Jonghyun, the pop group SHINee member who committed suicide in 2017, left a note explicitly blaming his entertainment career for his death.
“It wasn’t my path to become world-famous. Why did I choose this path? It’s quite funny now that I think about it. It‘s a miracle that I endured through it all this time,” his alleged suicide letter read. “It is easy to say ‘I‘m going to end it.’ It is very difficult to actually go through with it. I’ve been struggling through the difficulty.”
The path to K-pop superstardom is often littered with what the BBC has referred to as “slave contracts,” which keep stars bound to record labels for a decade or more on occasion and require intense training throughout childhood. The training often keeps the children from a normal life at school and separates them from parents and other related adults who can supervise their development. Artists have complained that the contracts also deny them a significant chunk of the profits of their work.

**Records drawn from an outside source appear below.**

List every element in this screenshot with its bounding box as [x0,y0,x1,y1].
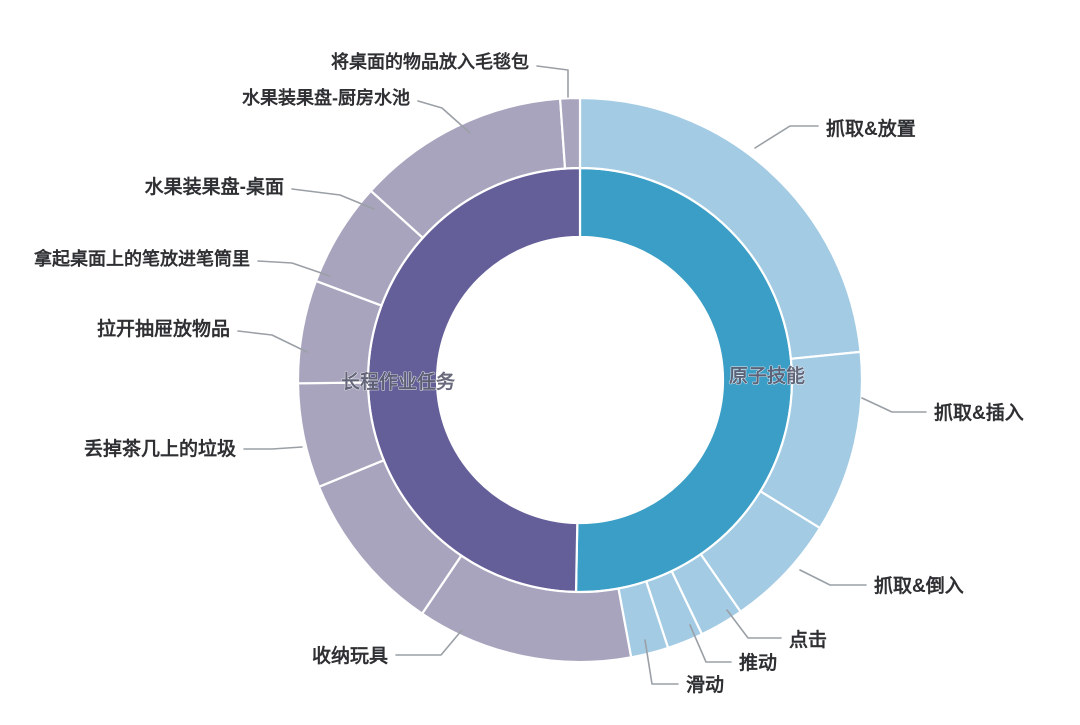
outer-segment-label: 丢掉茶几上的垃圾 [84,437,237,460]
outer-segment-label: 拉开抽屉放物品 [97,317,230,340]
outer-segment-label: 水果装果盘-桌面 [145,175,284,198]
outer-ring-segment[interactable] [558,96,582,170]
leader-line [243,446,303,450]
outer-segment-label: 拿起桌面上的笔放进笔筒里 [33,248,250,269]
outer-segment-label: 将桌面的物品放入毛毯包 [331,51,529,72]
leader-line [689,624,732,663]
outer-segment-label: 抓取&插入 [934,401,1024,424]
outer-segment-label: 抓取&倒入 [874,574,964,597]
leader-line [754,125,819,149]
leader-line [237,330,308,353]
inner-ring-labels-group: 原子技能 长程作业任务 [341,364,806,394]
outer-segment-label: 收纳玩具 [312,644,388,667]
leader-line [536,65,569,98]
inner-segment-label: 长程作业任务 [341,370,456,393]
outer-segment-label: 水果装果盘-厨房水池 [242,87,410,108]
outer-segment-label: 推动 [739,651,777,674]
leader-line [395,629,463,656]
leader-line [257,260,331,277]
leader-line [644,639,679,685]
leader-lines-group [237,65,927,685]
inner-segment-label: 原子技能 [729,364,805,387]
leader-line [417,100,471,134]
outer-segment-label: 滑动 [686,674,724,696]
outer-segment-label: 点击 [789,629,827,651]
outer-ring-group [296,96,864,664]
leader-line [291,188,375,210]
outer-segment-label: 抓取&放置 [826,117,916,140]
leader-line [799,569,867,586]
leader-line [726,609,782,639]
leader-line [861,397,927,413]
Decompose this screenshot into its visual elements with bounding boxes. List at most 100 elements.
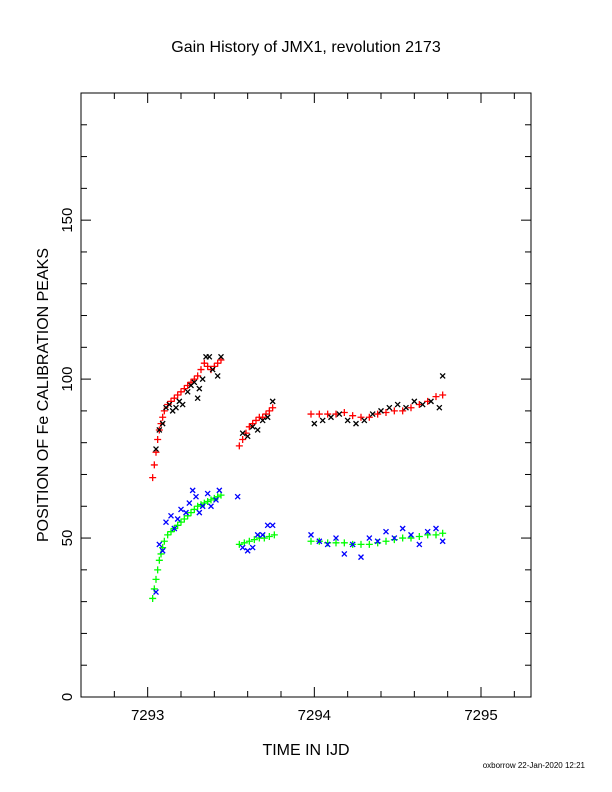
data-point [200, 359, 208, 367]
data-point [170, 394, 178, 402]
data-point [184, 388, 191, 395]
data-point [358, 554, 364, 561]
data-point [353, 420, 359, 427]
data-point [439, 529, 447, 537]
x-axis-tick-labels: 7293 7294 7295 [131, 707, 498, 724]
data-point [197, 366, 205, 374]
data-point [383, 528, 389, 535]
data-point [378, 407, 384, 414]
data-point [245, 537, 253, 545]
data-point [199, 503, 206, 510]
data-point [390, 407, 398, 415]
data-point [341, 550, 348, 557]
data-point [332, 410, 340, 418]
data-point [184, 381, 192, 389]
data-point [357, 413, 365, 421]
data-point [245, 423, 253, 431]
data-point [156, 541, 163, 548]
data-point [239, 430, 246, 437]
data-point [436, 404, 443, 411]
data-point [439, 391, 447, 399]
y-axis-ticks [81, 92, 531, 698]
data-point [206, 353, 213, 360]
data-point [308, 531, 314, 538]
data-point [204, 490, 211, 497]
data-point [311, 420, 318, 427]
data-point [156, 427, 163, 433]
data-point [166, 401, 173, 408]
y-tick-label: 100 [59, 367, 76, 392]
data-point [235, 540, 243, 548]
data-point [180, 515, 188, 523]
data-point [160, 537, 168, 545]
data-point [307, 410, 315, 418]
data-point [191, 379, 198, 386]
x-tick-label: 7295 [464, 707, 497, 724]
data-point [239, 544, 246, 551]
data-point [214, 372, 221, 379]
data-point [416, 541, 423, 548]
series-plus-markers [149, 491, 447, 602]
data-point [235, 442, 243, 450]
data-point [199, 376, 206, 383]
data-point [252, 416, 260, 424]
data-points [149, 353, 447, 602]
x-tick-label: 7293 [131, 707, 164, 724]
data-point [269, 404, 277, 412]
data-point [155, 556, 163, 564]
data-point [171, 525, 178, 532]
data-point [382, 537, 390, 545]
data-point [365, 413, 373, 421]
data-point [340, 408, 348, 416]
data-point [194, 502, 202, 510]
data-point [174, 516, 181, 522]
data-point [264, 522, 271, 529]
data-point [239, 436, 247, 444]
data-point [399, 525, 406, 532]
data-point [244, 433, 251, 440]
data-point [374, 538, 381, 545]
data-point [432, 393, 440, 401]
data-point [328, 414, 334, 421]
data-point [439, 372, 446, 379]
footer-credit: oxborrow 22-Jan-2020 12:21 [483, 761, 586, 770]
y-tick-label: 50 [59, 530, 76, 547]
x-axis-ticks [80, 93, 515, 697]
data-point [183, 509, 189, 516]
y-tick-label: 0 [59, 693, 76, 701]
data-point [149, 594, 157, 602]
data-point [394, 401, 401, 408]
data-point [269, 522, 276, 529]
data-point [154, 436, 162, 444]
data-point [382, 408, 390, 416]
data-point [365, 540, 373, 548]
data-point [168, 512, 174, 519]
chart-title: Gain History of JMX1, revolution 2173 [171, 39, 441, 56]
data-point [186, 500, 193, 507]
data-point [361, 417, 368, 424]
data-point [189, 487, 196, 494]
data-point [194, 395, 201, 402]
data-point [259, 417, 266, 424]
data-point [432, 531, 440, 539]
series-x-markers [153, 487, 446, 596]
data-point [174, 391, 182, 399]
data-point [173, 404, 179, 411]
data-point [204, 362, 212, 370]
data-point [177, 388, 185, 396]
data-point [234, 493, 241, 500]
data-point [154, 566, 162, 574]
data-point [159, 413, 167, 421]
data-point [399, 534, 407, 542]
data-point [269, 398, 276, 405]
data-point [264, 414, 271, 421]
data-point [439, 538, 446, 545]
data-point [193, 493, 199, 500]
data-point [159, 547, 166, 554]
data-point [415, 532, 423, 540]
data-point [324, 541, 331, 548]
data-point [208, 503, 214, 510]
series-plus-markers [149, 356, 447, 482]
x-axis-label: TIME IN IJD [262, 742, 349, 759]
data-point [250, 536, 258, 544]
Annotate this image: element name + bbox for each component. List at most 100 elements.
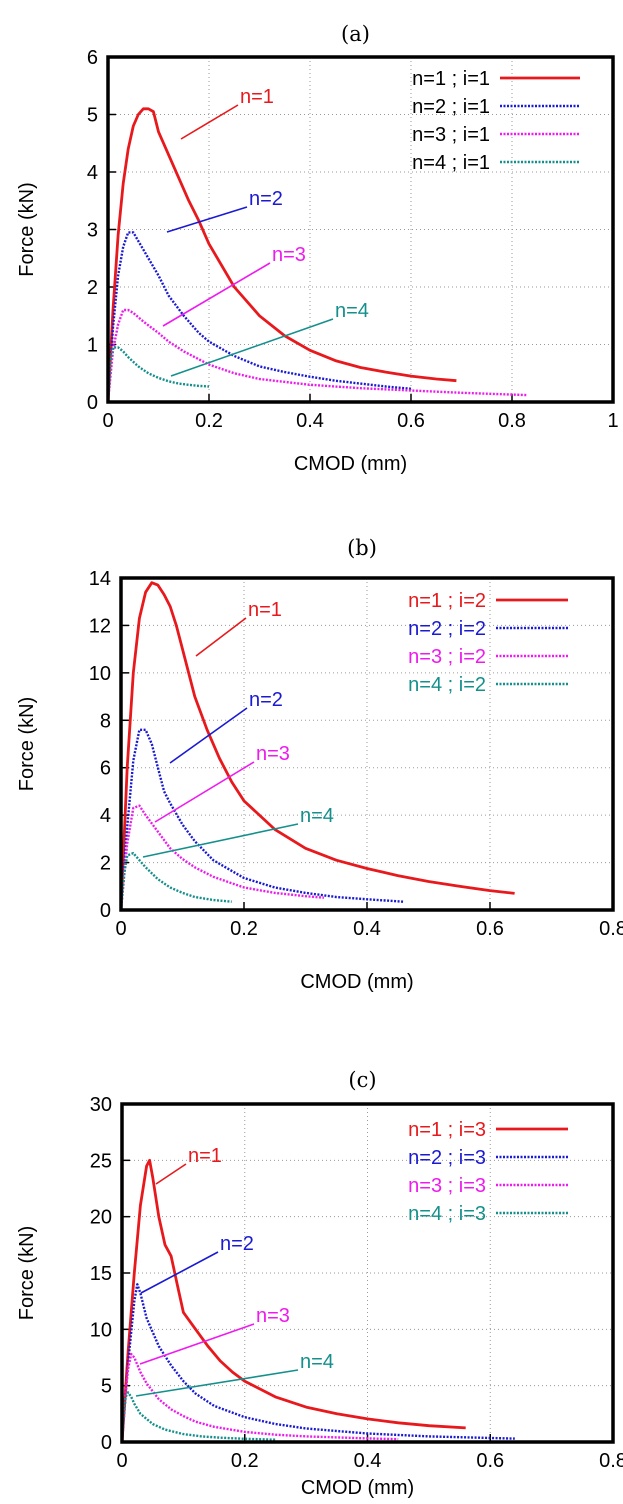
annotation-leader xyxy=(195,617,247,657)
legend-label: n=3 ; i=1 xyxy=(412,124,490,146)
y-tick-label: 0 xyxy=(100,900,111,922)
y-axis-label: Force (kN) xyxy=(16,182,38,276)
y-tick-label: 4 xyxy=(87,162,98,184)
annotation-leader xyxy=(162,262,271,327)
y-tick-label: 2 xyxy=(87,277,98,299)
x-tick-label: 0.8 xyxy=(599,918,623,940)
x-tick-label: 0.6 xyxy=(397,410,425,432)
x-tick-label: 0.6 xyxy=(476,918,504,940)
annotation-label: n=2 xyxy=(249,689,283,711)
legend-label: n=4 ; i=2 xyxy=(408,674,486,696)
series-line-n2 xyxy=(119,728,404,911)
x-tick-label: 0 xyxy=(115,918,126,940)
y-tick-label: 15 xyxy=(90,1263,112,1285)
annotation-label: n=3 xyxy=(256,1305,290,1327)
legend-label: n=4 ; i=3 xyxy=(408,1203,486,1225)
y-tick-label: 6 xyxy=(100,758,111,780)
series-line-n3 xyxy=(119,804,324,911)
x-tick-label: 0.8 xyxy=(599,1450,623,1472)
annotation-label: n=1 xyxy=(188,1145,222,1167)
series-line-n2 xyxy=(106,231,412,403)
legend-label: n=2 ; i=1 xyxy=(412,96,490,118)
y-axis-label: Force (kN) xyxy=(16,1226,38,1320)
x-axis-label: CMOD (mm) xyxy=(294,453,407,475)
y-tick-label: 2 xyxy=(100,853,111,875)
annotation-label: n=4 xyxy=(300,805,334,827)
legend-label: n=1 ; i=1 xyxy=(412,68,490,90)
x-tick-label: 0 xyxy=(102,410,113,432)
annotation-leader xyxy=(140,1251,219,1294)
legend-label: n=3 ; i=3 xyxy=(408,1175,486,1197)
chart-title: (a) xyxy=(341,22,370,46)
x-tick-label: 0.2 xyxy=(195,410,223,432)
y-tick-label: 10 xyxy=(89,663,111,685)
x-tick-label: 0.8 xyxy=(498,410,526,432)
y-tick-label: 14 xyxy=(89,568,111,590)
series-line-n4 xyxy=(120,1391,276,1443)
x-axis-label: CMOD (mm) xyxy=(300,971,413,993)
y-tick-label: 25 xyxy=(90,1150,112,1172)
y-tick-label: 5 xyxy=(87,105,98,127)
annotation-label: n=3 xyxy=(272,244,306,266)
chart-title: (b) xyxy=(347,536,377,560)
x-axis-label: CMOD (mm) xyxy=(301,1477,414,1499)
x-tick-label: 0 xyxy=(116,1450,127,1472)
y-tick-label: 5 xyxy=(101,1376,112,1398)
plot-frame xyxy=(120,1102,615,1444)
annotation-label: n=2 xyxy=(220,1233,254,1255)
annotation-label: n=3 xyxy=(256,743,290,765)
series-line-n1 xyxy=(106,107,457,403)
x-tick-label: 0.4 xyxy=(354,1450,382,1472)
y-tick-label: 20 xyxy=(90,1207,112,1229)
x-tick-label: 0.4 xyxy=(296,410,324,432)
x-tick-label: 0.2 xyxy=(231,1450,259,1472)
y-tick-label: 8 xyxy=(100,710,111,732)
legend-label: n=3 ; i=2 xyxy=(408,646,486,668)
legend-label: n=2 ; i=3 xyxy=(408,1147,486,1169)
annotation-leader xyxy=(155,1163,187,1185)
annotation-leader xyxy=(170,318,334,377)
annotation-label: n=1 xyxy=(240,86,274,108)
y-axis-label: Force (kN) xyxy=(16,697,38,791)
series-line-n4 xyxy=(106,346,210,403)
chart-panel-2: (b) 0 0.2 0.4 0.6 0.8 0 2 4 6 8 10 12 14 CMOD (mm) Forc… xyxy=(16,536,623,993)
annotation-leader xyxy=(154,761,255,823)
annotation-label: n=4 xyxy=(335,300,369,322)
annotation-leader xyxy=(135,1369,299,1397)
y-tick-label: 10 xyxy=(90,1319,112,1341)
plot-frame xyxy=(106,55,615,404)
annotation-leader xyxy=(166,206,248,233)
plot-frame xyxy=(119,576,615,912)
x-tick-label: 1 xyxy=(607,410,618,432)
annotation-label: n=4 xyxy=(300,1351,334,1373)
y-tick-label: 4 xyxy=(100,805,111,827)
x-tick-label: 0.6 xyxy=(476,1450,504,1472)
series-line-n1 xyxy=(119,581,515,911)
x-tick-label: 0.4 xyxy=(353,918,381,940)
x-tick-label: 0.2 xyxy=(230,918,258,940)
y-tick-label: 3 xyxy=(87,220,98,242)
series-line-n2 xyxy=(120,1283,515,1443)
y-tick-label: 30 xyxy=(90,1094,112,1116)
series-line-n1 xyxy=(120,1158,466,1443)
series-line-n3 xyxy=(106,308,528,403)
y-tick-label: 0 xyxy=(87,392,98,414)
annotation-leader xyxy=(169,707,248,764)
chart-panel-3: (c) 0 0.2 0.4 0.6 0.8 0 5 10 15 20 25 30 CMOD (mm) For… xyxy=(16,1068,623,1499)
legend-label: n=1 ; i=2 xyxy=(408,590,486,612)
y-tick-label: 0 xyxy=(101,1432,112,1454)
legend-label: n=4 ; i=1 xyxy=(412,152,490,174)
annotation-leader xyxy=(139,1323,255,1365)
series-line-n3 xyxy=(120,1352,399,1443)
y-tick-label: 12 xyxy=(89,615,111,637)
annotation-leader xyxy=(142,823,299,858)
annotation-label: n=1 xyxy=(248,599,282,621)
y-tick-label: 6 xyxy=(87,47,98,69)
annotation-leader xyxy=(180,104,239,140)
legend-label: n=2 ; i=2 xyxy=(408,618,486,640)
chart-title: (c) xyxy=(348,1068,376,1092)
annotation-label: n=2 xyxy=(249,188,283,210)
legend-label: n=1 ; i=3 xyxy=(408,1119,486,1141)
y-tick-label: 1 xyxy=(87,335,98,357)
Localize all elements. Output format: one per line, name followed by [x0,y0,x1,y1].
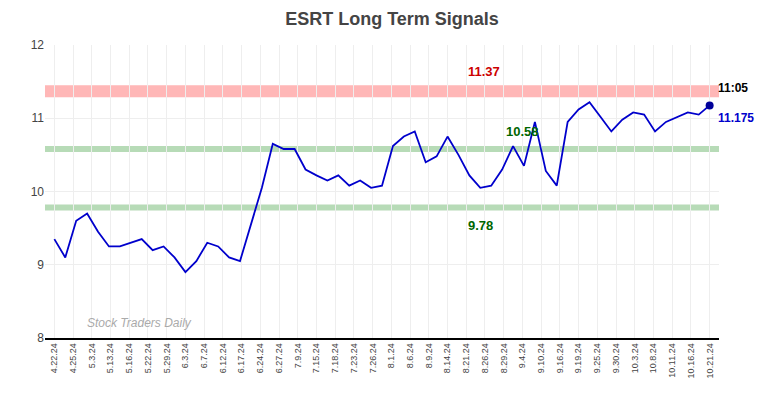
svg-text:9.78: 9.78 [468,218,493,233]
svg-text:11: 11 [32,111,45,125]
svg-text:7.9.24: 7.9.24 [293,343,303,368]
svg-text:10.58: 10.58 [506,124,539,139]
svg-text:10.21.24: 10.21.24 [705,343,715,378]
svg-text:11:05: 11:05 [718,81,748,95]
svg-text:9.30.24: 9.30.24 [611,343,621,373]
svg-text:9.19.24: 9.19.24 [574,343,584,373]
svg-text:9.25.24: 9.25.24 [592,343,602,373]
svg-text:10.11.24: 10.11.24 [667,343,677,377]
svg-text:7.23.24: 7.23.24 [349,343,359,373]
svg-text:7.15.24: 7.15.24 [311,343,321,373]
svg-text:4.22.24: 4.22.24 [49,343,59,373]
svg-text:12: 12 [31,38,45,52]
svg-text:8.1.24: 8.1.24 [386,343,396,368]
svg-text:10.3.24: 10.3.24 [630,343,640,373]
svg-text:9.16.24: 9.16.24 [555,343,565,373]
svg-text:8.9.24: 8.9.24 [424,343,434,368]
svg-text:5.13.24: 5.13.24 [105,343,115,373]
svg-text:6.27.24: 6.27.24 [274,343,284,373]
svg-text:10: 10 [31,185,45,199]
svg-text:5.3.24: 5.3.24 [87,343,97,368]
svg-text:8: 8 [37,331,44,345]
svg-text:5.16.24: 5.16.24 [124,343,134,373]
svg-text:6.3.24: 6.3.24 [180,343,190,368]
svg-text:8.26.24: 8.26.24 [480,343,490,373]
svg-text:4.25.24: 4.25.24 [68,343,78,373]
svg-text:8.21.24: 8.21.24 [461,343,471,373]
svg-text:11.37: 11.37 [468,64,500,79]
svg-text:10.16.24: 10.16.24 [686,343,696,378]
svg-text:6.7.24: 6.7.24 [199,343,209,368]
svg-text:8.29.24: 8.29.24 [499,343,509,373]
svg-text:6.24.24: 6.24.24 [255,343,265,373]
svg-text:ESRT Long Term Signals: ESRT Long Term Signals [285,9,499,29]
svg-text:6.12.24: 6.12.24 [218,343,228,373]
svg-text:11.175: 11.175 [718,111,754,125]
svg-text:9: 9 [37,258,44,272]
svg-text:8.6.24: 8.6.24 [405,343,415,368]
svg-text:10.8.24: 10.8.24 [648,343,658,373]
svg-text:9.4.24: 9.4.24 [517,343,527,368]
svg-text:7.26.24: 7.26.24 [368,343,378,373]
svg-text:9.10.24: 9.10.24 [536,343,546,373]
svg-text:Stock Traders Daily: Stock Traders Daily [87,316,192,330]
svg-text:5.29.24: 5.29.24 [162,343,172,373]
svg-text:8.14.24: 8.14.24 [442,343,452,373]
svg-text:7.18.24: 7.18.24 [330,343,340,373]
svg-text:5.22.24: 5.22.24 [143,343,153,373]
svg-text:6.17.24: 6.17.24 [237,343,247,373]
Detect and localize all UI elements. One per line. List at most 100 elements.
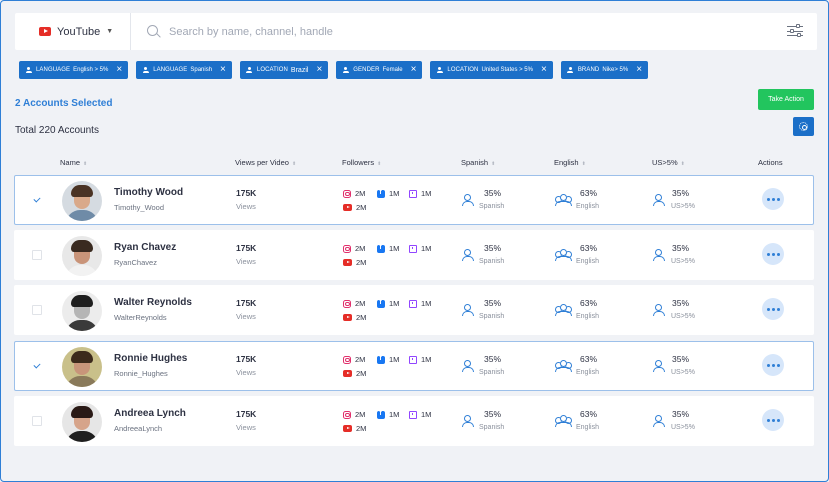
group-icon [567, 67, 575, 73]
row-checkbox[interactable] [32, 305, 42, 315]
active-filters: LANGUAGE English > 5% × LANGUAGE Spanish… [19, 61, 649, 79]
instagram-icon [343, 189, 351, 198]
close-icon[interactable]: × [540, 64, 547, 75]
spanish-value: 35% [484, 298, 502, 308]
close-icon[interactable]: × [116, 64, 123, 75]
row-checkbox[interactable] [32, 361, 42, 371]
table-row[interactable]: Ronnie Hughes Ronnie_Hughes 175K Views 2… [14, 341, 814, 391]
row-actions-button[interactable] [762, 298, 784, 320]
column-label: Followers [342, 158, 375, 167]
us-value: 35% [672, 243, 690, 253]
us-value: 35% [672, 409, 690, 419]
us-label: US>5% [671, 203, 695, 210]
filter-chip[interactable]: GENDER Female × [336, 61, 423, 79]
sort-icon: ⬍ [581, 161, 586, 167]
english-label: English [576, 203, 599, 210]
column-header-english[interactable]: English ⬍ [554, 158, 586, 167]
person-icon [246, 67, 254, 73]
filter-chip[interactable]: LANGUAGE Spanish × [136, 61, 232, 79]
column-label: Spanish [461, 158, 489, 167]
person-icon [652, 194, 665, 206]
row-checkbox[interactable] [32, 416, 42, 426]
more-dots-icon [766, 363, 770, 367]
person-icon [461, 415, 474, 427]
filter-key: GENDER [353, 67, 380, 73]
column-header-followers[interactable]: Followers ⬍ [342, 158, 381, 167]
account-name[interactable]: Ryan Chavez [114, 242, 177, 253]
twitch-icon [409, 355, 417, 364]
views-value: 175K [236, 298, 257, 308]
close-icon[interactable]: × [636, 64, 643, 75]
group-icon [555, 304, 572, 316]
facebook-icon [377, 355, 385, 364]
column-header-us[interactable]: US>5% ⬍ [652, 158, 685, 167]
row-checkbox[interactable] [32, 250, 42, 260]
facebook-followers: 1M [377, 410, 399, 419]
account-name[interactable]: Walter Reynolds [114, 297, 192, 308]
sort-icon: ⬍ [680, 161, 685, 167]
table-row[interactable]: Andreea Lynch AndreeaLynch 175K Views 2M… [14, 396, 814, 446]
account-name[interactable]: Ronnie Hughes [114, 353, 188, 364]
facebook-followers: 1M [377, 299, 399, 308]
filter-value: English > 5% [73, 67, 109, 73]
youtube-icon [343, 204, 352, 211]
table-row[interactable]: Ryan Chavez RyanChavez 175K Views 2M 1M … [14, 230, 814, 280]
filter-key: LOCATION [256, 67, 288, 73]
column-header-name[interactable]: Name ⬍ [60, 158, 87, 167]
account-handle: WalterReynolds [114, 313, 167, 322]
table-settings-button[interactable] [793, 117, 814, 136]
english-value: 63% [580, 243, 598, 253]
account-handle: RyanChavez [114, 258, 157, 267]
column-label: Views per Video [235, 158, 289, 167]
platform-selector[interactable]: YouTube ▼ [15, 13, 131, 50]
column-header-views[interactable]: Views per Video ⬍ [235, 158, 296, 167]
row-actions-button[interactable] [762, 354, 784, 376]
follower-count: 2M [356, 313, 367, 322]
follower-count: 2M [356, 203, 367, 212]
table-row[interactable]: Walter Reynolds WalterReynolds 175K View… [14, 285, 814, 335]
filter-value: Brazil [290, 66, 309, 74]
close-icon[interactable]: × [410, 64, 417, 75]
follower-count: 2M [355, 189, 366, 198]
close-icon[interactable]: × [220, 64, 226, 75]
account-handle: Ronnie_Hughes [114, 369, 168, 378]
instagram-followers: 2M [343, 299, 365, 308]
close-icon[interactable]: × [316, 64, 323, 75]
search-bar: YouTube ▼ [15, 13, 817, 50]
filter-value: United States > 5% [481, 67, 533, 73]
row-checkbox[interactable] [32, 195, 42, 205]
table-row[interactable]: Timothy Wood Timothy_Wood 175K Views 2M … [14, 175, 814, 225]
filter-sliders-icon[interactable] [787, 24, 803, 38]
row-actions-button[interactable] [762, 409, 784, 431]
group-icon [555, 415, 572, 427]
search-input[interactable] [169, 25, 749, 38]
spanish-value: 35% [484, 409, 502, 419]
views-value: 175K [236, 188, 257, 198]
follower-count: 2M [355, 299, 366, 308]
row-actions-button[interactable] [762, 243, 784, 265]
group-icon [555, 249, 572, 261]
twitch-icon [409, 410, 417, 419]
avatar [62, 347, 102, 387]
twitch-followers: 1M [409, 355, 431, 364]
filter-chip[interactable]: LOCATION Brazil × [239, 61, 329, 79]
row-actions-button[interactable] [762, 188, 784, 210]
filter-chip[interactable]: LANGUAGE English > 5% × [19, 61, 129, 79]
account-name[interactable]: Andreea Lynch [114, 408, 186, 419]
english-value: 63% [580, 298, 598, 308]
filter-chip[interactable]: LOCATION United States > 5% × [430, 61, 553, 79]
group-icon [142, 67, 150, 73]
account-name[interactable]: Timothy Wood [114, 187, 184, 198]
column-header-spanish[interactable]: Spanish ⬍ [461, 158, 495, 167]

“Behind the bubbly bling and superficial glamour of their glossy photographs, formulaic song-and-dance routines and insipid TV melodramas, the reality is a depressingly dystopian existence,” Yonden Lhatoo, a columnist for the South China Morning Post, lamented of Korean entertainment in 2017. “Many are literally owned – mind, body and soul – by their unscrupulous and abusive agents and studio bosses who project them as role models for youth while treating them as slaves and sex dolls.”
“Would-be K-pop stars, while still underage, are regularly locked into unbelievably unfair contracts and incarcerated in gruelling boot camps for training, a good decade before they get to even record a song, let alone become famous,” he continued. “The ones who are lucky enough to make it end up paying off debts and earning a pittance for years.”